Reed has spent 3 years working on the explosive HBO documentary, interviewing two of Jackson’s alleged victims Wade Robson and James Safechuck over 3 and 2 days, respectively, as well as several members of their families, before then taking a deep dive into the investigations against the singer to corroborate their evidence.
“For mothers to come on camera and say in front of millions of people, ‘I delivered my son into the clutches of a pedophile and he raped my child repeatedly under my nose.’ I don’t know any mums that would go on television to say that in order to get a quick buck from the Jackson estate," Reed tells Metro.
Michael Jackson and Leaving Neverland
Leaving Neverland also explores how Michael Jackson convinced the mothers to leave him in a bedroom alone and spend so much time with their children.
“There was a blinding effect of celebrity and all of the trappings,” says Reed. “There also wasn’t as much talk about pedophilia. It was a more naive time. We have grown a lot less trusting. Probably quite rightly. Because people with power and authority can get away with this stuff. You can’t adequately explain why Michael did the things that he did. It wasn’t as though he was compelled by a force he couldn’t control and then made one or two indiscretions. He was a career pedophile. I think.”
“He abused Wade on and off for 7 years. James pretty much for 5. I believe he had a lot of other victims. He comes across as a very deliberate, manipulative, deceitful, well-organized pedophile. Who would practice drills to get dressed quickly, rehearse with Wade, from 7, what he should say when the detective asked him about this, that, and the other.”

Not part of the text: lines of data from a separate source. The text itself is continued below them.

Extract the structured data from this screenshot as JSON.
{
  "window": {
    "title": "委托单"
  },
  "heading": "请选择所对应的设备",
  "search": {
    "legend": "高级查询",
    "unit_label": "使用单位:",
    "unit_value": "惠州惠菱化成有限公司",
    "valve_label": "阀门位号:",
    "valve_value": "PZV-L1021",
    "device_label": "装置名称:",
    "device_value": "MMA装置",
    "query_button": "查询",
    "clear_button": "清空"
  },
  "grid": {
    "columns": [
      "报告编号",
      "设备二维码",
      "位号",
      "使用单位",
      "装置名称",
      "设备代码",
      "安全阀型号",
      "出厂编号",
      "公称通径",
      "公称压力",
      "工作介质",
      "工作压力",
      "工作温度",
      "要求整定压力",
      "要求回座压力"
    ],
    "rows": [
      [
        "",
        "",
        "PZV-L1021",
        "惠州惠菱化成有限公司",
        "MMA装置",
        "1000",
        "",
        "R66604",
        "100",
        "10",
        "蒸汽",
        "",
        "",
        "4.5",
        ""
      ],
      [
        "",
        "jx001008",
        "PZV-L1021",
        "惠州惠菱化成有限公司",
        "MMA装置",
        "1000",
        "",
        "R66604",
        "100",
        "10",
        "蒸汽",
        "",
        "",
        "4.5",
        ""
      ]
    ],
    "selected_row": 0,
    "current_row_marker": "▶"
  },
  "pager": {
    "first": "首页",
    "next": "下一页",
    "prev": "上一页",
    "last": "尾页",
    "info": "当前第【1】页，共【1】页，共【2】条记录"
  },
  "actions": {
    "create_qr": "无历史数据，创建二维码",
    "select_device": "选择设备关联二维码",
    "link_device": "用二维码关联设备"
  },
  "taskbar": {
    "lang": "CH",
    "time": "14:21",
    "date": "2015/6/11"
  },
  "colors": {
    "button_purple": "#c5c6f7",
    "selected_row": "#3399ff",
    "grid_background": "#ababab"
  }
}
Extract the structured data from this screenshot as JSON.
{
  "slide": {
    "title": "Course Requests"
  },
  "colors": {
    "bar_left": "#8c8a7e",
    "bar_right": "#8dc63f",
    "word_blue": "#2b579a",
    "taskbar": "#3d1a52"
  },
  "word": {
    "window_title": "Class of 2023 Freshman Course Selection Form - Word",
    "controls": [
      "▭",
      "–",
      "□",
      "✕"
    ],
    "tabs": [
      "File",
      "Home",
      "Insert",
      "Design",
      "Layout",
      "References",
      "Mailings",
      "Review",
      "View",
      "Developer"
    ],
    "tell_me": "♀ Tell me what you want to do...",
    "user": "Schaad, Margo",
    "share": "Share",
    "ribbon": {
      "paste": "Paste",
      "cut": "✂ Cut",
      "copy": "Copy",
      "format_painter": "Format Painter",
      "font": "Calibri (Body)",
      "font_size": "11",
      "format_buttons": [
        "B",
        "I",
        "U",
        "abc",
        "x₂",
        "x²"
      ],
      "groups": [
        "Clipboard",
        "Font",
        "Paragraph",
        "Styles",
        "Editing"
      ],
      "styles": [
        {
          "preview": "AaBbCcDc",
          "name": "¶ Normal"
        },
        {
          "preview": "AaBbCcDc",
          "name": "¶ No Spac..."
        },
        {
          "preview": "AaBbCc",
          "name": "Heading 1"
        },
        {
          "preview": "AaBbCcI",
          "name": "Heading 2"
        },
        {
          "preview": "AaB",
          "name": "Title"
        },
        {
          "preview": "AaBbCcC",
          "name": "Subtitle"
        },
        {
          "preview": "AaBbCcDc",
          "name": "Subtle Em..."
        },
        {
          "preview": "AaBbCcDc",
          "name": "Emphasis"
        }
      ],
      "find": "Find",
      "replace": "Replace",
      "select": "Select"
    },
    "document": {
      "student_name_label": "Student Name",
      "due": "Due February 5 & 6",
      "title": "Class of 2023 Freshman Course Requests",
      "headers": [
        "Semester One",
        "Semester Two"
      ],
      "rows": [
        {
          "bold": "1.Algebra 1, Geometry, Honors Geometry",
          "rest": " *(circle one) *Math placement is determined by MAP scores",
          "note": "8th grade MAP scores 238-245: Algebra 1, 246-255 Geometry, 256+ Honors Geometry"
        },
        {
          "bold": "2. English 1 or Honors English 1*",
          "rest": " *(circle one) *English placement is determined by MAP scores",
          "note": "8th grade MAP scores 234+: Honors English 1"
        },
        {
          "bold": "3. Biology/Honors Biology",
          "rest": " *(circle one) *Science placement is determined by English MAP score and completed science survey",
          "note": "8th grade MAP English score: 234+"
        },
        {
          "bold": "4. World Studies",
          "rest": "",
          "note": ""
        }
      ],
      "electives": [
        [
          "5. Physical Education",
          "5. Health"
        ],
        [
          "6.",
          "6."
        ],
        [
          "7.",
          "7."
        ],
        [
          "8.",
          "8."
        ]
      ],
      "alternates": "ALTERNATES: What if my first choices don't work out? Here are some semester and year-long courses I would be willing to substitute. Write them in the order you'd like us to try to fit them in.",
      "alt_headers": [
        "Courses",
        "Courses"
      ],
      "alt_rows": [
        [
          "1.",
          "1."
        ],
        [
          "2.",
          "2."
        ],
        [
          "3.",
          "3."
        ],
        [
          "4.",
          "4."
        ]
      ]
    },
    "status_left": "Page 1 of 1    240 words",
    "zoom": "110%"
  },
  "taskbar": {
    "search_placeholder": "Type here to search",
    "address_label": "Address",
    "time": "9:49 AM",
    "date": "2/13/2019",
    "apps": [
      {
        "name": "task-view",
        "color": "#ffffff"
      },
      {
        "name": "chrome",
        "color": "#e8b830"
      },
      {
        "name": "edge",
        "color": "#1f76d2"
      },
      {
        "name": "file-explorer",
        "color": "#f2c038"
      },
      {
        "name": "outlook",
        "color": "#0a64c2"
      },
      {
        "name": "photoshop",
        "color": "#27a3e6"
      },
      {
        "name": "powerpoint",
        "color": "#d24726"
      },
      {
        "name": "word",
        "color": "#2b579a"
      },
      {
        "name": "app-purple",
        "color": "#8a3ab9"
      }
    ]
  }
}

Reed is well aware of how unsettling and horrifying Leaving Neverland is to watch, as Robson and Safechuck go into explicit detail about the sexual activities that Jackson coerced and forced them into. But he also knew this approach was integral.

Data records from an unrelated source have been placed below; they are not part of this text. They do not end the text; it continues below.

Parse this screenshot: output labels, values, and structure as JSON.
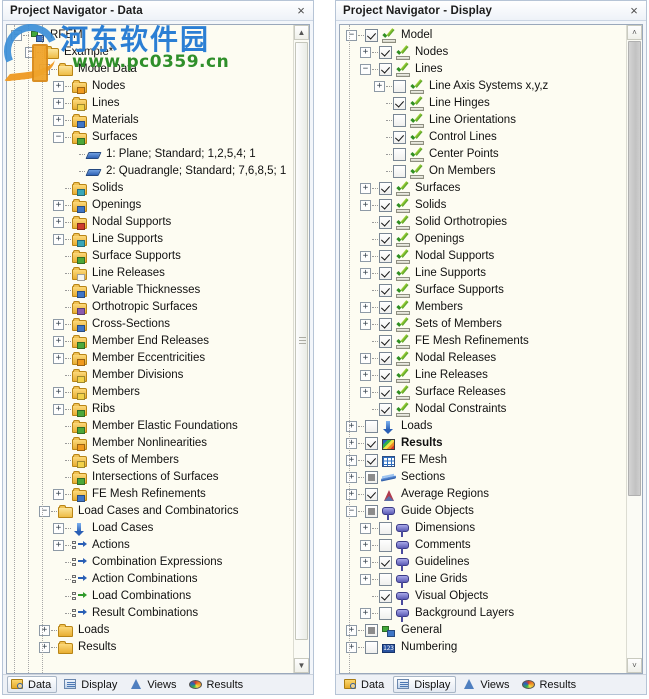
{
  "left_panel": {
    "title": "Project Navigator - Data",
    "close_label": "×",
    "tabs": [
      {
        "label": "Data",
        "icon": "data-icon",
        "active": true
      },
      {
        "label": "Display",
        "icon": "display-icon",
        "active": false
      },
      {
        "label": "Views",
        "icon": "views-icon",
        "active": false
      },
      {
        "label": "Results",
        "icon": "results-icon",
        "active": false
      }
    ],
    "tree": [
      {
        "label": "RFEM",
        "depth": 0,
        "expander": "minus",
        "icon": "rfem",
        "bold": false
      },
      {
        "label": "Example*",
        "depth": 1,
        "expander": "minus",
        "icon": "folder-open",
        "bold": false
      },
      {
        "label": "Model Data",
        "depth": 2,
        "expander": "minus",
        "icon": "folder-open",
        "bold": false
      },
      {
        "label": "Nodes",
        "depth": 3,
        "expander": "plus",
        "icon": "folder-orange",
        "bold": false
      },
      {
        "label": "Lines",
        "depth": 3,
        "expander": "plus",
        "icon": "folder-yellow",
        "bold": false
      },
      {
        "label": "Materials",
        "depth": 3,
        "expander": "plus",
        "icon": "folder-blue",
        "bold": false
      },
      {
        "label": "Surfaces",
        "depth": 3,
        "expander": "minus",
        "icon": "folder-green",
        "bold": false
      },
      {
        "label": "1: Plane; Standard; 1,2,5,4; 1",
        "depth": 4,
        "expander": "none",
        "icon": "surface",
        "bold": false
      },
      {
        "label": "2: Quadrangle; Standard; 7,6,8,5; 1",
        "depth": 4,
        "expander": "none",
        "icon": "surface",
        "bold": false
      },
      {
        "label": "Solids",
        "depth": 3,
        "expander": "none",
        "icon": "folder-cyan",
        "bold": false
      },
      {
        "label": "Openings",
        "depth": 3,
        "expander": "plus",
        "icon": "folder-blue",
        "bold": false
      },
      {
        "label": "Nodal Supports",
        "depth": 3,
        "expander": "plus",
        "icon": "folder-red",
        "bold": false
      },
      {
        "label": "Line Supports",
        "depth": 3,
        "expander": "plus",
        "icon": "folder-cyan",
        "bold": false
      },
      {
        "label": "Surface Supports",
        "depth": 3,
        "expander": "none",
        "icon": "folder-green",
        "bold": false
      },
      {
        "label": "Line Releases",
        "depth": 3,
        "expander": "none",
        "icon": "folder-white",
        "bold": false
      },
      {
        "label": "Variable Thicknesses",
        "depth": 3,
        "expander": "none",
        "icon": "folder-blue",
        "bold": false
      },
      {
        "label": "Orthotropic Surfaces",
        "depth": 3,
        "expander": "none",
        "icon": "folder-purple",
        "bold": false
      },
      {
        "label": "Cross-Sections",
        "depth": 3,
        "expander": "plus",
        "icon": "folder-blue",
        "bold": false
      },
      {
        "label": "Member End Releases",
        "depth": 3,
        "expander": "plus",
        "icon": "folder-green",
        "bold": false
      },
      {
        "label": "Member Eccentricities",
        "depth": 3,
        "expander": "plus",
        "icon": "folder-orange",
        "bold": false
      },
      {
        "label": "Member Divisions",
        "depth": 3,
        "expander": "none",
        "icon": "folder-yellow",
        "bold": false
      },
      {
        "label": "Members",
        "depth": 3,
        "expander": "plus",
        "icon": "folder-yellow",
        "bold": false
      },
      {
        "label": "Ribs",
        "depth": 3,
        "expander": "plus",
        "icon": "folder-green",
        "bold": false
      },
      {
        "label": "Member Elastic Foundations",
        "depth": 3,
        "expander": "none",
        "icon": "folder-green",
        "bold": false
      },
      {
        "label": "Member Nonlinearities",
        "depth": 3,
        "expander": "none",
        "icon": "folder-orange",
        "bold": false
      },
      {
        "label": "Sets of Members",
        "depth": 3,
        "expander": "none",
        "icon": "folder-yellow",
        "bold": false
      },
      {
        "label": "Intersections of Surfaces",
        "depth": 3,
        "expander": "none",
        "icon": "folder-green",
        "bold": false
      },
      {
        "label": "FE Mesh Refinements",
        "depth": 3,
        "expander": "plus",
        "icon": "folder-blue",
        "bold": false
      },
      {
        "label": "Load Cases and Combinatorics",
        "depth": 2,
        "expander": "minus",
        "icon": "folder-open",
        "bold": false
      },
      {
        "label": "Load Cases",
        "depth": 3,
        "expander": "plus",
        "icon": "load-arrow",
        "bold": false
      },
      {
        "label": "Actions",
        "depth": 3,
        "expander": "plus",
        "icon": "combination",
        "bold": false
      },
      {
        "label": "Combination Expressions",
        "depth": 3,
        "expander": "none",
        "icon": "combination",
        "bold": false
      },
      {
        "label": "Action Combinations",
        "depth": 3,
        "expander": "none",
        "icon": "combination",
        "bold": false
      },
      {
        "label": "Load Combinations",
        "depth": 3,
        "expander": "none",
        "icon": "combination-green",
        "bold": false
      },
      {
        "label": "Result Combinations",
        "depth": 3,
        "expander": "none",
        "icon": "combination",
        "bold": false
      },
      {
        "label": "Loads",
        "depth": 2,
        "expander": "plus",
        "icon": "folder-plain",
        "bold": false
      },
      {
        "label": "Results",
        "depth": 2,
        "expander": "plus",
        "icon": "folder-plain",
        "bold": false
      }
    ],
    "scrollbar": {
      "up_arrow": "▲",
      "down_arrow": "▼"
    }
  },
  "right_panel": {
    "title": "Project Navigator - Display",
    "close_label": "×",
    "tabs": [
      {
        "label": "Data",
        "icon": "data-icon",
        "active": false
      },
      {
        "label": "Display",
        "icon": "display-icon",
        "active": true
      },
      {
        "label": "Views",
        "icon": "views-icon",
        "active": false
      },
      {
        "label": "Results",
        "icon": "results-icon",
        "active": false
      }
    ],
    "tree": [
      {
        "label": "Model",
        "depth": 0,
        "expander": "minus",
        "check": "checked",
        "icon": "display",
        "bold": false
      },
      {
        "label": "Nodes",
        "depth": 1,
        "expander": "plus",
        "check": "checked",
        "icon": "display",
        "bold": false
      },
      {
        "label": "Lines",
        "depth": 1,
        "expander": "minus",
        "check": "checked",
        "icon": "display",
        "bold": false
      },
      {
        "label": "Line Axis Systems x,y,z",
        "depth": 2,
        "expander": "plus",
        "check": "unchecked",
        "icon": "display",
        "bold": false
      },
      {
        "label": "Line Hinges",
        "depth": 2,
        "expander": "none",
        "check": "checked",
        "icon": "display",
        "bold": false
      },
      {
        "label": "Line Orientations",
        "depth": 2,
        "expander": "none",
        "check": "unchecked",
        "icon": "display",
        "bold": false
      },
      {
        "label": "Control Lines",
        "depth": 2,
        "expander": "none",
        "check": "checked",
        "icon": "display",
        "bold": false
      },
      {
        "label": "Center Points",
        "depth": 2,
        "expander": "none",
        "check": "unchecked",
        "icon": "display",
        "bold": false
      },
      {
        "label": "On Members",
        "depth": 2,
        "expander": "none",
        "check": "unchecked",
        "icon": "display",
        "bold": false
      },
      {
        "label": "Surfaces",
        "depth": 1,
        "expander": "plus",
        "check": "checked",
        "icon": "display",
        "bold": false
      },
      {
        "label": "Solids",
        "depth": 1,
        "expander": "plus",
        "check": "checked",
        "icon": "display",
        "bold": false
      },
      {
        "label": "Solid Orthotropies",
        "depth": 1,
        "expander": "none",
        "check": "checked",
        "icon": "display",
        "bold": false
      },
      {
        "label": "Openings",
        "depth": 1,
        "expander": "none",
        "check": "checked",
        "icon": "display",
        "bold": false
      },
      {
        "label": "Nodal Supports",
        "depth": 1,
        "expander": "plus",
        "check": "checked",
        "icon": "display",
        "bold": false
      },
      {
        "label": "Line Supports",
        "depth": 1,
        "expander": "plus",
        "check": "checked",
        "icon": "display",
        "bold": false
      },
      {
        "label": "Surface Supports",
        "depth": 1,
        "expander": "none",
        "check": "checked",
        "icon": "display",
        "bold": false
      },
      {
        "label": "Members",
        "depth": 1,
        "expander": "plus",
        "check": "checked",
        "icon": "display",
        "bold": false
      },
      {
        "label": "Sets of Members",
        "depth": 1,
        "expander": "plus",
        "check": "checked",
        "icon": "display",
        "bold": false
      },
      {
        "label": "FE Mesh Refinements",
        "depth": 1,
        "expander": "none",
        "check": "checked",
        "icon": "display",
        "bold": false
      },
      {
        "label": "Nodal Releases",
        "depth": 1,
        "expander": "plus",
        "check": "checked",
        "icon": "display",
        "bold": false
      },
      {
        "label": "Line Releases",
        "depth": 1,
        "expander": "plus",
        "check": "checked",
        "icon": "display",
        "bold": false
      },
      {
        "label": "Surface Releases",
        "depth": 1,
        "expander": "plus",
        "check": "checked",
        "icon": "display",
        "bold": false
      },
      {
        "label": "Nodal Constraints",
        "depth": 1,
        "expander": "none",
        "check": "checked",
        "icon": "display",
        "bold": false
      },
      {
        "label": "Loads",
        "depth": 0,
        "expander": "plus",
        "check": "unchecked",
        "icon": "load-arrow",
        "bold": false
      },
      {
        "label": "Results",
        "depth": 0,
        "expander": "plus",
        "check": "checked",
        "icon": "results",
        "bold": true
      },
      {
        "label": "FE Mesh",
        "depth": 0,
        "expander": "plus",
        "check": "checked",
        "icon": "mesh",
        "bold": false
      },
      {
        "label": "Sections",
        "depth": 0,
        "expander": "plus",
        "check": "tri",
        "icon": "sections",
        "bold": false
      },
      {
        "label": "Average Regions",
        "depth": 0,
        "expander": "plus",
        "check": "checked",
        "icon": "cone",
        "bold": false
      },
      {
        "label": "Guide Objects",
        "depth": 0,
        "expander": "minus",
        "check": "tri",
        "icon": "balloon",
        "bold": false
      },
      {
        "label": "Dimensions",
        "depth": 1,
        "expander": "plus",
        "check": "unchecked",
        "icon": "balloon",
        "bold": false
      },
      {
        "label": "Comments",
        "depth": 1,
        "expander": "plus",
        "check": "unchecked",
        "icon": "balloon",
        "bold": false
      },
      {
        "label": "Guidelines",
        "depth": 1,
        "expander": "plus",
        "check": "checked",
        "icon": "balloon",
        "bold": false
      },
      {
        "label": "Line Grids",
        "depth": 1,
        "expander": "plus",
        "check": "unchecked",
        "icon": "balloon",
        "bold": false
      },
      {
        "label": "Visual Objects",
        "depth": 1,
        "expander": "none",
        "check": "checked",
        "icon": "balloon",
        "bold": false
      },
      {
        "label": "Background Layers",
        "depth": 1,
        "expander": "plus",
        "check": "unchecked",
        "icon": "balloon",
        "bold": false
      },
      {
        "label": "General",
        "depth": 0,
        "expander": "plus",
        "check": "tri",
        "icon": "general",
        "bold": false
      },
      {
        "label": "Numbering",
        "depth": 0,
        "expander": "plus",
        "check": "unchecked",
        "icon": "numbering",
        "bold": false
      }
    ],
    "scrollbar": {
      "up_arrow": "˄",
      "down_arrow": "˅"
    }
  },
  "watermark": {
    "chinese": "河东软件园",
    "url": "www.pc0359.cn"
  },
  "numbering_icon_text": "123"
}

“We said to James and Wade at the start, ‘We can’t draw a veil over this. We have to confront the graphic nature and facts of what happened.’ We had to establish it was actual sexual abuse and not just inappropriate touching. It wasn’t innocent. It was the kind of sexual activity that grown-ups do. But it was being done to a child. And it happened again and again and again.”
The Jackson family and estate have been quick to attack the nearly 4-hour long documentary, insisting that Robson and Safechuck made the allegations for financial gain, while others have criticized the film for being too one-sided.

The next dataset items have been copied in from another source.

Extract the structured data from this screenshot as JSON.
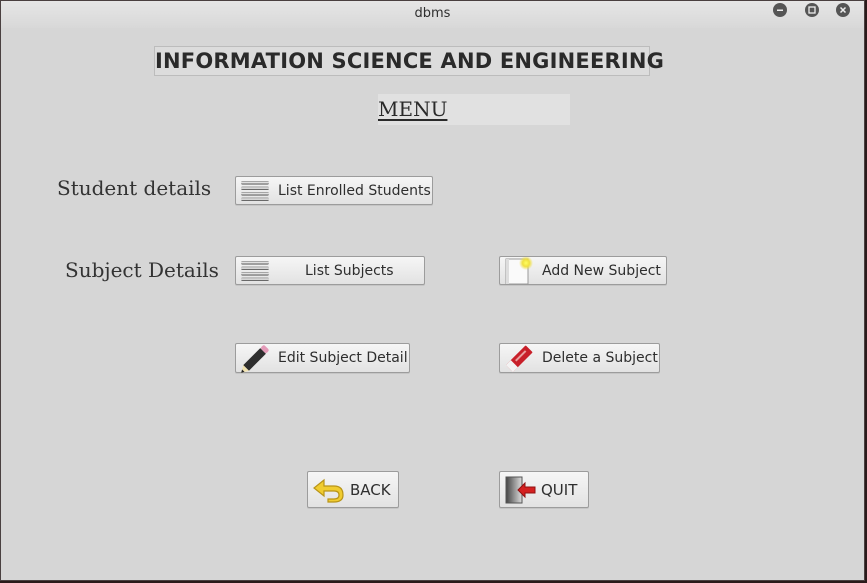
{
  "window": {
    "title": "dbms",
    "controls": {
      "minimize": "minimize",
      "maximize": "maximize",
      "close": "close"
    }
  },
  "header": {
    "department": "INFORMATION SCIENCE AND ENGINEERING",
    "menu_label": "MENU"
  },
  "sections": {
    "student": {
      "label": "Student details",
      "buttons": [
        {
          "label": "List Enrolled Students",
          "icon": "list-icon"
        }
      ]
    },
    "subject": {
      "label": "Subject Details",
      "buttons": [
        {
          "label": "List Subjects",
          "icon": "list-icon"
        },
        {
          "label": "Add New Subject",
          "icon": "new-document-icon"
        },
        {
          "label": "Edit Subject Detail",
          "icon": "pencil-icon"
        },
        {
          "label": "Delete a Subject",
          "icon": "eraser-icon"
        }
      ]
    }
  },
  "footer": {
    "back_label": "BACK",
    "quit_label": "QUIT"
  },
  "colors": {
    "window_bg": "#d6d6d6",
    "button_bg": "#eeeeee",
    "heading_bg": "#dcdcdc",
    "back_arrow": "#e8c22a",
    "quit_arrow": "#d42020",
    "eraser": "#c8202a"
  }
}
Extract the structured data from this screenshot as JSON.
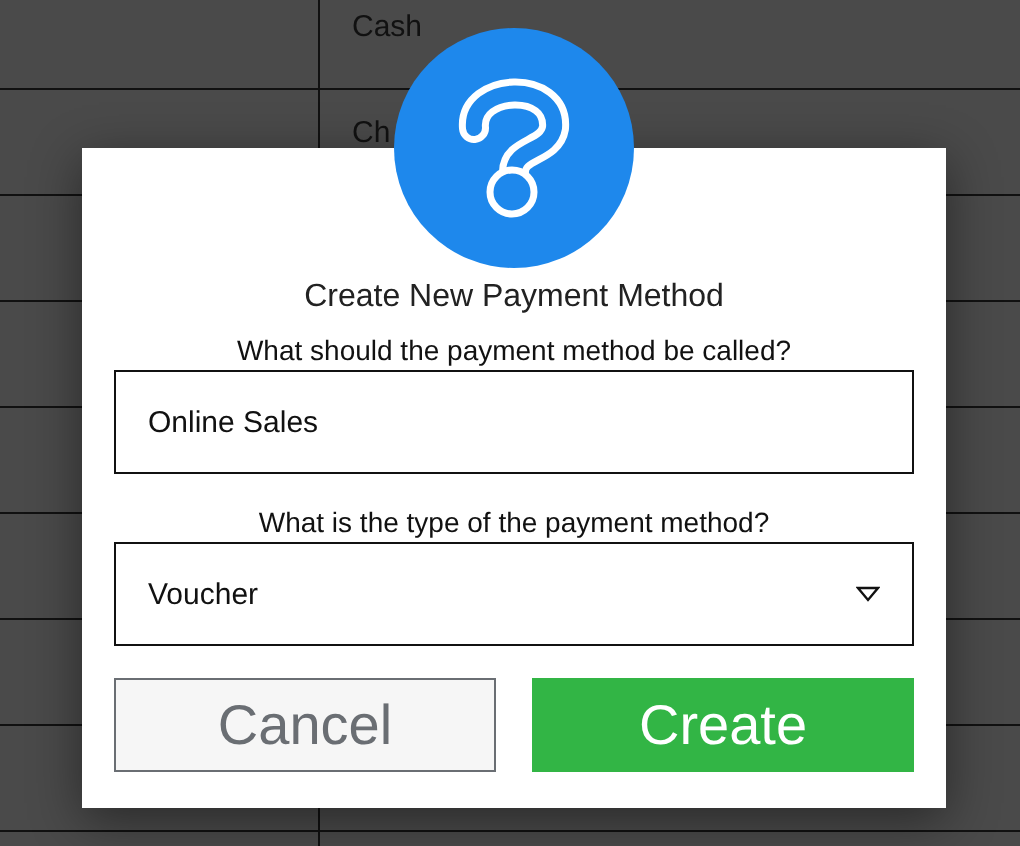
{
  "background_table": {
    "rows": [
      {
        "column_2": "Cash"
      },
      {
        "column_2": "Ch"
      }
    ]
  },
  "dialog": {
    "title": "Create New Payment Method",
    "name_field": {
      "label": "What should the payment method be called?",
      "value": "Online Sales"
    },
    "type_select": {
      "label": "What is the type of the payment method?",
      "value": "Voucher"
    },
    "buttons": [
      {
        "label": "Cancel",
        "kind": "cancel"
      },
      {
        "label": "Create",
        "kind": "primary"
      }
    ]
  }
}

“I made sure that we included Jackson’s denials and the assertions of his innocence. All of these child sexual allegations were categorically denied. When Wade came out in 2013 we have all these statements from people debunking his comments and supposed awakenings. So it is just not true to say it is one-sided."
“We don’t make any allegations against the Jackson family or estate. There is no need to put their rebuttals in the film. Plus, what is the other side to, ‘He raped me!’ Is it, ‘He didn’t rape me.’ Or, ‘It wasn’t so bad.’ We are ultimately talking about an act where there were only two witnesses. And one of those is dead. If this was a criminal case, and we were in court, I think James and Wade and their families would make convincing witnesses.”
Leaving Neverland airs on HBO on Sunday March 3 and Monday March 4 at 8pm EST.